La première ville d’Espagne que j’ai vue, ç’a été la Montagne de la Victoire, ou Gibraltar. J’y rencontrai son illustre prédicateur, Aboû Zacariyyâ Iahia, fils de Sirâdj de Rondah ; j’y rencontrai aussi son juge, ’Iça Alberbery, chez qui je descendis. C’est avec ce dernier que je parcourus tout le tour de la montagne ; j’y vis les travaux admirables exécutés par notre (défunt) maître Aboû’l Haçan (que Dieu soit satisfait de lui !), ses préparatifs et ses munitions ; je vis encore ce que notre maître (que Dieu l’assiste !) a ajouté à tout cela. J’aurais désiré alors d’être, jusqu’à la fin de mes jours, au nombre de ceux qui gardent et défendent cette localité.

Ibn Djozay dit : « La montagne de la conquête, ou de la victoire, est la forteresse de l’islamisme, placée, pour les étouffer, en travers des gosiers des adorateurs d’idoles ; c’est la bonne action de notre maître Aboû’l Haçan (que Dieu soit content de lui !), laquelle se rattache à son nom ; c’est l’œuvre pieuse qu’il a fait marcher devant lui, comme une brillante lumière ; c’est la place des munitions pour la guerre sainte, et le lieu où résident les lions des armées ; c’est le thaghr (bouche, frontière, etc.) qui a souri à la victoire de la foi, et qui a fait goûter aux Espagnols la douceur de la sécurité, après l’amertume de la crainte. La grande conquête de l’Espagne a eu son commencement en ce lieu, lors de la descente de Thârik, fils de Ziyâd, affranchi de Mourâ, fils de Nossaïr, pour l’invasion de ce pays. La montagne prit par conséquent le nom de ce guerrier ; elle fut appelée la Montagne de Thârik, et aussi la Montagne de la conquête, puisque celle-ci commença par ce point. On voit encore les restes de la muraille que ce capitaine et ses compagnons y bâtirent, et qui sont nommés le mur des Arabes. Je les ai vus pendant mon séjour dans cette place, à l’époque du siège de la ville d’Algéziras par les chrétiens. (Que Dieu la fasse retourner à l’islamisme !)

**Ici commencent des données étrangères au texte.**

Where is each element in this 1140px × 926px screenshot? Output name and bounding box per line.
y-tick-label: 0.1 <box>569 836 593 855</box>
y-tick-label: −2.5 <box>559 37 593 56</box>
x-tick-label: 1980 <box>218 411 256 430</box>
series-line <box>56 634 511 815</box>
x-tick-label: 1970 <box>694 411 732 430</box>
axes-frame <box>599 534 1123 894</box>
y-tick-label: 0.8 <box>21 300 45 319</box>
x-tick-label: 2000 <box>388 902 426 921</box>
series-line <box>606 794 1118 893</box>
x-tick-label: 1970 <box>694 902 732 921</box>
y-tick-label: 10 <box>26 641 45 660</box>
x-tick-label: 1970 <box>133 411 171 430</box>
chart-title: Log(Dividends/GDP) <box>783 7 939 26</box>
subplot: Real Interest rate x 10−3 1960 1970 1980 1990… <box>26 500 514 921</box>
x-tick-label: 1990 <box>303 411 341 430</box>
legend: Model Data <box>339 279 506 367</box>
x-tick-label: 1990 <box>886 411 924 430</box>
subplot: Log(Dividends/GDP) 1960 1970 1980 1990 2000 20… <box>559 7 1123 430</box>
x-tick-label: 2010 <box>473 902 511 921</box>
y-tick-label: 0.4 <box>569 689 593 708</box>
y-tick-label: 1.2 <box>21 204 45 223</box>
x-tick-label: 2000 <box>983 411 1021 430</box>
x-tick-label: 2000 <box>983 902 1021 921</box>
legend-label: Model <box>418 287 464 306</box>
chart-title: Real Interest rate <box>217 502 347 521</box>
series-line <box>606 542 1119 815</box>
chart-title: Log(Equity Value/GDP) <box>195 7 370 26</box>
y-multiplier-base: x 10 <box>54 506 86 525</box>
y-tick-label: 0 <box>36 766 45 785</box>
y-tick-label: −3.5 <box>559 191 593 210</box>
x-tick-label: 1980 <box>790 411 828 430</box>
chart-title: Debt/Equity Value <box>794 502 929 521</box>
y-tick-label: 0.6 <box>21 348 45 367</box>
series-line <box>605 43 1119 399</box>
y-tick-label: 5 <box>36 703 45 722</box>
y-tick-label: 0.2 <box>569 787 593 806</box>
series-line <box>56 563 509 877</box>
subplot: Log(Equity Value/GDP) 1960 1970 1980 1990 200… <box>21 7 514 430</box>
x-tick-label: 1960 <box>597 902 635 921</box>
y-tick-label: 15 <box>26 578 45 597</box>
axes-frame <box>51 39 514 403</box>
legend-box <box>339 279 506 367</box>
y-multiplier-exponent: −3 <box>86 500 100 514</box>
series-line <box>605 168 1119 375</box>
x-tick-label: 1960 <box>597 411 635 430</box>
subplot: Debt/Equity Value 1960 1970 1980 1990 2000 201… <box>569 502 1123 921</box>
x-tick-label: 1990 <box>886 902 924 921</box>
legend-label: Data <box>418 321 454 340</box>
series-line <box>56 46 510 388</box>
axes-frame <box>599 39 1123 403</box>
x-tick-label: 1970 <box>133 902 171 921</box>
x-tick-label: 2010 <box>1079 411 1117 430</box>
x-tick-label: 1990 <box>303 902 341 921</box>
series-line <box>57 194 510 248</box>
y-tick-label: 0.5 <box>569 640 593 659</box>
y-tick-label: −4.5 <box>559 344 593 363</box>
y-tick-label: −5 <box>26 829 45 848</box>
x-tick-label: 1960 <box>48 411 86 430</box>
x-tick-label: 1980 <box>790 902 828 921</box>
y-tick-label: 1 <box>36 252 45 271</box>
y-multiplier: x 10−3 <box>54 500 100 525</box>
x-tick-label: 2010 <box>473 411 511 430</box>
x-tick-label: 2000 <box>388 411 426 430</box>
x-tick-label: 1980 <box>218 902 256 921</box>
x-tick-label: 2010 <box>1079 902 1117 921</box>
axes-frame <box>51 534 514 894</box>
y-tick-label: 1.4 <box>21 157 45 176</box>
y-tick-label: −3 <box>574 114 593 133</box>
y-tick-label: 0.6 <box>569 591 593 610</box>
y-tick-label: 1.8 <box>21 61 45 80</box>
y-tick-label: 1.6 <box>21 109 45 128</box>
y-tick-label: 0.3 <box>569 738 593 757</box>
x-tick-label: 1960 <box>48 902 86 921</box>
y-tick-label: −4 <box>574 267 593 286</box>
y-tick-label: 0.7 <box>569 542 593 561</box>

« Gibraltar fut de nouveau conquis par notre maître Aboû’l Haçan (que Dieu soit content de lui !) et arraché des mains des chrétiens, qui l’avaient possédé plus de vingt ans. Il envoya, pour en faire le siège, son fils, le prince illustre Aboû Mâlic, qu’il secourut avec beaucoup de richesses et de nombreuses troupes. Le château fut pris l’an 733 de l’hégire (1333 de J. C.), après avoir été assiégé pendant six mois. Cette place n’était pas alors dans l’état où elle se trouve maintenant. Notre maître Aboû’l Haçan (que Dieu lui fasse miséricorde !) y bâtit l’immense tour dans le haut du château ; il n’y avait d’abord qu’une tourelle, qui fut ruinée par les pierres lancées par les balistes, et notre maître fit construire à sa place la vaste tour dont je viens de parler. Il fit aussi bâtir à Gibraltar un arsenal, ou des ateliers, qui manquaient avant son temps ; enfin, il éleva la grande muraille qui entoure le monticule rouge, et qui commence à l’arsenal et va jusqu’à la tuilerie. Plus tard, notre maître, le commandant des fidèles, Aboû ’Inân (que Dieu l’assiste !), renouvela les fortifications de Gibraltar et ses embellissements ; il construisit une muraille jusqu’à l’extrémité de la montagne ; or cette partie qu’il a ajoutée est la plus remarquable, et celle dont l’utilité est la plus générale. Il fit porter à Gibraltar d’abondantes nmnitions de guerre, ainsi que de bouche, et des provisions de toutes sortes ; il agit en cela envers l’Être suprême avec la meilleure intention et la piété la plus sincère.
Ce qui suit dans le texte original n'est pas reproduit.